The current Civil Rights Division seems to subscribe to a different world view than many of its predecessors.  At bottom, the Division seems to accept as normal and expected the significant disparities that harm the lives and livelihoods of people of color, including Latinos.  The Division seems to have focused instead on targeting private actors that undertake to address some of these disparities, as epitomized by the Civil Rights Division actions to target admissions practices at Harvard University and more recently at my own alma mater, Yale University.

This world view is contrary to long and successful practice in the area of civil rights enforcement.  Since the enactment of the Civil Rights Act of 1964, the identification of significant disparities that work to the detriment of people of color – in many different social milieus – and the attempted elimination of those disparities that cannot be well-justified as serving some social necessity, in education, business, or other government endeavor, has been perhaps the critical component in enforcing civil rights and constitutional guarantees of equal protection.  This is an essential component of rooting out irrational discrimination, however disguised.

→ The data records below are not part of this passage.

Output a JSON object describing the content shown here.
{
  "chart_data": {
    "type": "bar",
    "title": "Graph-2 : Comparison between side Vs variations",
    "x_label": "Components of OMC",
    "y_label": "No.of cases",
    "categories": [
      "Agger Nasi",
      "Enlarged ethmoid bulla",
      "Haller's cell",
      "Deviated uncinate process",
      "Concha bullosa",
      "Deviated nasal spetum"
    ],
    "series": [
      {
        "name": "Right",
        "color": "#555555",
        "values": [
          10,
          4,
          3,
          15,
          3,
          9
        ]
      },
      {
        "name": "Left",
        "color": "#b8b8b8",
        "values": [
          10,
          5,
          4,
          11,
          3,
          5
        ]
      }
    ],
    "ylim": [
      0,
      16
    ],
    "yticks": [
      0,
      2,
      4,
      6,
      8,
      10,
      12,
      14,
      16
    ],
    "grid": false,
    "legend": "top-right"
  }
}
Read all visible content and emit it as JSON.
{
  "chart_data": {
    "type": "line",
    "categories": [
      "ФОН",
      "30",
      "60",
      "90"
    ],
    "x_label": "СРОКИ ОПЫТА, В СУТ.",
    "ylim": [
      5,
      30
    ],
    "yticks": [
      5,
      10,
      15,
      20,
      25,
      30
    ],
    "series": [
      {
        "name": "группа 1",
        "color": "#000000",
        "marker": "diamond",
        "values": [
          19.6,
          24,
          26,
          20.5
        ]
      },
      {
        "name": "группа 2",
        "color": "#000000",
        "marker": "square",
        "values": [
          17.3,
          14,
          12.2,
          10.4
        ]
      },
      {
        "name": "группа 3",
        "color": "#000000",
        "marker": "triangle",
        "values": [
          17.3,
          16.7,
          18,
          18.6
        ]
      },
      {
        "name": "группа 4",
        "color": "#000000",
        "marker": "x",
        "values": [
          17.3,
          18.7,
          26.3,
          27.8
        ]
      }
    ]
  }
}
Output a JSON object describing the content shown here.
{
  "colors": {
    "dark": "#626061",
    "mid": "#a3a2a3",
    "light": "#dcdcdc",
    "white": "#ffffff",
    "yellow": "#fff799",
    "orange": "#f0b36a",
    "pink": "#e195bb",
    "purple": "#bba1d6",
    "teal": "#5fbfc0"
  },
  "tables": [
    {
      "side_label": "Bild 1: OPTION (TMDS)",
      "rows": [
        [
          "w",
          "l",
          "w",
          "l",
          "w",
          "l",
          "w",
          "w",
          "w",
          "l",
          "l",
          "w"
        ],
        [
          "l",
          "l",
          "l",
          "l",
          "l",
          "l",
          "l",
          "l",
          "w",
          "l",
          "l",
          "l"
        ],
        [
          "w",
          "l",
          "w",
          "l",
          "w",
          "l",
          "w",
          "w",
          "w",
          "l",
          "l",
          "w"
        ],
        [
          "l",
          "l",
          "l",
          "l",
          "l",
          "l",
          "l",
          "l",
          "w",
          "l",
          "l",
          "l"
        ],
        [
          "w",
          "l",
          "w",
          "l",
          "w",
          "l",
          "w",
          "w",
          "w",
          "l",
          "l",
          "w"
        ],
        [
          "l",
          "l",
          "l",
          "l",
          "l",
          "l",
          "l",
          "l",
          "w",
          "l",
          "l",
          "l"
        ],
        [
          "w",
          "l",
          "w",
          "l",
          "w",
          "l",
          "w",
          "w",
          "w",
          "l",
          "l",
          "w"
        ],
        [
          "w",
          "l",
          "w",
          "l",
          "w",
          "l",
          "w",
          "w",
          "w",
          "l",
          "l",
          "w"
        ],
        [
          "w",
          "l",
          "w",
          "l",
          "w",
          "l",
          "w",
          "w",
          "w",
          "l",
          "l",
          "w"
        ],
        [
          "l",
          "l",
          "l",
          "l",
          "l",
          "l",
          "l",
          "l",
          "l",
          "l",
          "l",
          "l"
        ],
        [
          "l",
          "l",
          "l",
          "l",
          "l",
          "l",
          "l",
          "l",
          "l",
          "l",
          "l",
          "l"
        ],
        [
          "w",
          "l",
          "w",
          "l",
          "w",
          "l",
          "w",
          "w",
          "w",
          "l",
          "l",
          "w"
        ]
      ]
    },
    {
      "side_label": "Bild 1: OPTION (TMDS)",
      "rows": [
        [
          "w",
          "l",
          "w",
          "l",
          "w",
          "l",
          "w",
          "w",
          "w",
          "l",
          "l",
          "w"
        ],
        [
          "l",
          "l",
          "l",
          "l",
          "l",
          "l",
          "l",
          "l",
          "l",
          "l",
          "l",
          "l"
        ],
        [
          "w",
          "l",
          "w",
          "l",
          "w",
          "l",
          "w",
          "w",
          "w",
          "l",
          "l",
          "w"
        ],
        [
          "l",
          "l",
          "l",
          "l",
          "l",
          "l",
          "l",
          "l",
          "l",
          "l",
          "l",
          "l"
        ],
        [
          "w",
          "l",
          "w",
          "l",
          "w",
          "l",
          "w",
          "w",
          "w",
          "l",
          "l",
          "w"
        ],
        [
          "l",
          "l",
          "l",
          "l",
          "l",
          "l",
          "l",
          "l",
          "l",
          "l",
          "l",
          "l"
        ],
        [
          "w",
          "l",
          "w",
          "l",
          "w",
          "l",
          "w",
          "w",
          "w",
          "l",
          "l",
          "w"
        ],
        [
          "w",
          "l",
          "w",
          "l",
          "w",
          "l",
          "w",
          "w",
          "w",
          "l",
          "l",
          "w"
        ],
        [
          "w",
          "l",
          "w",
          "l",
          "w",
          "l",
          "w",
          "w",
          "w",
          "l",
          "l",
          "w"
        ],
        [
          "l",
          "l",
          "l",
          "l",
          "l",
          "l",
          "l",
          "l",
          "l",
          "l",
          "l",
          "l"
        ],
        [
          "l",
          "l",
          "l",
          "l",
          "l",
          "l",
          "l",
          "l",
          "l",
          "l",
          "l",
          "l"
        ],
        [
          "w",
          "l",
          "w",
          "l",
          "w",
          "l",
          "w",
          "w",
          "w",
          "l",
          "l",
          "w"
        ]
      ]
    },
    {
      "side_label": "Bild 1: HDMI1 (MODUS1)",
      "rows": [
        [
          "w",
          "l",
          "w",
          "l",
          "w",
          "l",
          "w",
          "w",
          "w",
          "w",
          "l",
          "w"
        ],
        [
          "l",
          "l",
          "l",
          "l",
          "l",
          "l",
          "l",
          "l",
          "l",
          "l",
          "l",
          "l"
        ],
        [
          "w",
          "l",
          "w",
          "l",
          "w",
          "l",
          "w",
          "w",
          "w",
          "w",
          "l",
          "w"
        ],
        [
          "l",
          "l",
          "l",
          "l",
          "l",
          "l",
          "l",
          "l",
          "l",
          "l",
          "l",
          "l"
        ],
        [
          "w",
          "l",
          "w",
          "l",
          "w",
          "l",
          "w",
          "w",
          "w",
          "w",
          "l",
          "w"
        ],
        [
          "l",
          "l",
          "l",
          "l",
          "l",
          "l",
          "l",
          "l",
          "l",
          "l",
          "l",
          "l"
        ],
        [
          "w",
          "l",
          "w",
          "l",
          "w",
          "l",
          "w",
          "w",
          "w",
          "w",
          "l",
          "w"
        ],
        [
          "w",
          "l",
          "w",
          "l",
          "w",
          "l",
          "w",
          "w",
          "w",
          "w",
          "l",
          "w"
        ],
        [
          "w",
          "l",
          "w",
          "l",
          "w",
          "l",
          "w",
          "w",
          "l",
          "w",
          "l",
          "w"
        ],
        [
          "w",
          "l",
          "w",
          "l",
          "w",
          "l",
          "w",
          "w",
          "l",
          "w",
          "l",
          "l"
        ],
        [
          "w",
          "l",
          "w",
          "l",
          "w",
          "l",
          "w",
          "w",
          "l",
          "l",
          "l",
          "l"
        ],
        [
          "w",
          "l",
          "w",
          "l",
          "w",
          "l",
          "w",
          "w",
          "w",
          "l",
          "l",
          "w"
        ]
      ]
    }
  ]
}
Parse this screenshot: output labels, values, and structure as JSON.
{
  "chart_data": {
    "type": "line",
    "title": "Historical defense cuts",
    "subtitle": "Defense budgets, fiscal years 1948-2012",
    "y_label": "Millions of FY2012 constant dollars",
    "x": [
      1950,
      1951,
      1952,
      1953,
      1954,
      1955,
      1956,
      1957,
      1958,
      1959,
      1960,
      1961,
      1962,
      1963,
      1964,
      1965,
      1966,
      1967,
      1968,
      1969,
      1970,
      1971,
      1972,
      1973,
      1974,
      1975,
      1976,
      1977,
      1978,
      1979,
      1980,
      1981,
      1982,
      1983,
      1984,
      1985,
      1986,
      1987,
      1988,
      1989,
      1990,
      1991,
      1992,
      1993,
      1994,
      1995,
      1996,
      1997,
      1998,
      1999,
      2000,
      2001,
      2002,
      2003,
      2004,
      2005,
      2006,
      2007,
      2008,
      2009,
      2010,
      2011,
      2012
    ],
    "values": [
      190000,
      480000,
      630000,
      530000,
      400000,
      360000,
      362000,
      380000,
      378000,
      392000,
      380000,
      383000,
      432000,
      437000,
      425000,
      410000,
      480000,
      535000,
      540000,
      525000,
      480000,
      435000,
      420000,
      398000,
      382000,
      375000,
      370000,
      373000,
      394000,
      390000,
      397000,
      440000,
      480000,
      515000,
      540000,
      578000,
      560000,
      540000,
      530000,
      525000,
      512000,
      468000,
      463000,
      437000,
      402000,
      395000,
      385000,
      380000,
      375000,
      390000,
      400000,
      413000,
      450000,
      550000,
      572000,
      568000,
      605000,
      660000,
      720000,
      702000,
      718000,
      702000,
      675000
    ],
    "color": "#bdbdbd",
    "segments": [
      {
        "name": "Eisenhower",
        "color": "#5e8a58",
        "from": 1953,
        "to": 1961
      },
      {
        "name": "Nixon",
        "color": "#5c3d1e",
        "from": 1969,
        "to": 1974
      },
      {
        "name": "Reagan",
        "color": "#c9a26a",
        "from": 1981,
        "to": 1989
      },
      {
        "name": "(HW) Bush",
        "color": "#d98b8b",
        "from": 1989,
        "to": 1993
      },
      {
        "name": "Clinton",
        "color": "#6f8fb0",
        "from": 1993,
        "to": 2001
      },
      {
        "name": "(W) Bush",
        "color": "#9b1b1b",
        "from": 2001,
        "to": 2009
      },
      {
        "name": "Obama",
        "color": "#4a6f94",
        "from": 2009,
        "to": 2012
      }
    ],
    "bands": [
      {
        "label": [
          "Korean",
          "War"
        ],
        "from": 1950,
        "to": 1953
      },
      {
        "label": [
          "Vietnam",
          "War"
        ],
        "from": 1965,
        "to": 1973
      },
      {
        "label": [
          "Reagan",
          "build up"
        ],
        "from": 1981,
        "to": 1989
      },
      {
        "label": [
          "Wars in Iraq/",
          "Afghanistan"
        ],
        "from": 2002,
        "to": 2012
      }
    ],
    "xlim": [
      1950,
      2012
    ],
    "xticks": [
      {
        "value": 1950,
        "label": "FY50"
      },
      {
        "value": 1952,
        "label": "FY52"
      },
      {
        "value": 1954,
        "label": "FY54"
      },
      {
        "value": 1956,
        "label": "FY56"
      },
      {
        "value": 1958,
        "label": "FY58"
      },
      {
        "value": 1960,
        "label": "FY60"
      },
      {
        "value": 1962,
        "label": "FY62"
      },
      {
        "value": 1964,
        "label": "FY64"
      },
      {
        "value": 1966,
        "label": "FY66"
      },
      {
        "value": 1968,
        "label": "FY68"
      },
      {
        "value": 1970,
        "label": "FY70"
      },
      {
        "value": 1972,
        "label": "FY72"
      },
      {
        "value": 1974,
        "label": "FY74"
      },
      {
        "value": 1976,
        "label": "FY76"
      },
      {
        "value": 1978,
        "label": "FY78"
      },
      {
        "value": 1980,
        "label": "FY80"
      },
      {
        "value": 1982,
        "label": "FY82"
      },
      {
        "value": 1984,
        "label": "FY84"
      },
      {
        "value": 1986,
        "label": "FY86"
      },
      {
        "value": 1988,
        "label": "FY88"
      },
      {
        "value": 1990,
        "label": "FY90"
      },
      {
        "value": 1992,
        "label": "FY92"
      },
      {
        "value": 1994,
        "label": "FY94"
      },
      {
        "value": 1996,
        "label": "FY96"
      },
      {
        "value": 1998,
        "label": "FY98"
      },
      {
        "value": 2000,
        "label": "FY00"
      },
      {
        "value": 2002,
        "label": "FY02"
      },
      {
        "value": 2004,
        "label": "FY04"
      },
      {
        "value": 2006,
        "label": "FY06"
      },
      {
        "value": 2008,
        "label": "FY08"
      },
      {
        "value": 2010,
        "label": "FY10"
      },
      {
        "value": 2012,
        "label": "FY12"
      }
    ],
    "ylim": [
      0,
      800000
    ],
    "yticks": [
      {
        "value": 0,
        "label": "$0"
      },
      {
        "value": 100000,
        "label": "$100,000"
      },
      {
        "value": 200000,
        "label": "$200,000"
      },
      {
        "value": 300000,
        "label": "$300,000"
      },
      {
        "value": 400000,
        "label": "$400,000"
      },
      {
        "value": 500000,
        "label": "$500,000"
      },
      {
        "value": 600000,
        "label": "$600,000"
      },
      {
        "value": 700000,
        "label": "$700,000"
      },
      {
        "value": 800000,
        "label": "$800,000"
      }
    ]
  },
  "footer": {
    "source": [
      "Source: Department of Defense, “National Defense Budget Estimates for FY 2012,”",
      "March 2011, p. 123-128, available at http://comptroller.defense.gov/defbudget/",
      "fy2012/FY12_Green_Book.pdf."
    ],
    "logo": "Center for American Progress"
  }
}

A Civil Rights Division whose leadership views unsupportable disparate impacts and discriminatory results as the norm, even attacking attempts to change those impacts, is not a Division that is serving well the interests of our Constitution or of our nation.

[1] I should note that there are many career lawyers who continue to perform admirable work in the Civil Rights Division; however, leadership and focus are extraordinarily important to civil rights enforcement, particularly during challenging times, like those our nation currently faces.